Success in slow motion:The Europeanization of Romanian child protection policy

This paper analyzes the influence of the European Union (EU) through a
qualitative case study of child protection policy in Romania. This is a particularly tough
case for the growing “Europeanization” literature. Prior research has called attention to
several factors that promote Europeanization, including the presence of a pro-reform
domestic coalition,the clarity and consistency of the EU’s own legislative targets,a state’s
own prior involvement in the setting of European standards,a strong consensus among EU
member states backing the European position, and strong non-European support for EU
initiatives. According to these propositions, Romanian child protection seemed to provide
a worst case scenario for Europeanization, as initially none of these conditions held. And
yet the paper shows that substantial Europeanization occurred anyway. We argue that the
EU experienced a very slow start with Romania but that it cultivated an opposition that
responded to EU initiatives when that opposition took power.

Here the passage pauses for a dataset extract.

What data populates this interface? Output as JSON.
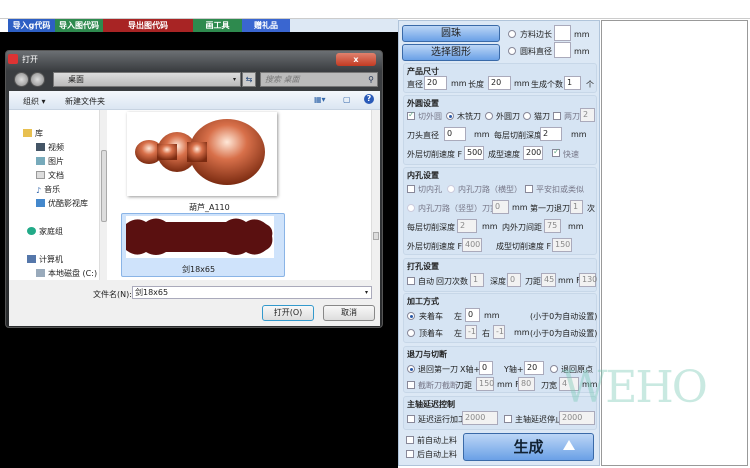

Moreover, the EU found
three “workarounds” to the obstacles just noted: it asserted legislative targets it did not
possess itself, invented new policy tools, and drew protection for its most controversial
policy from another international organization, the ECHR. Our central theoretical claim is
that external pressure requires internal accommodation in order to have lasting effects.The claim has important implications for the diffusion and conditionality debates.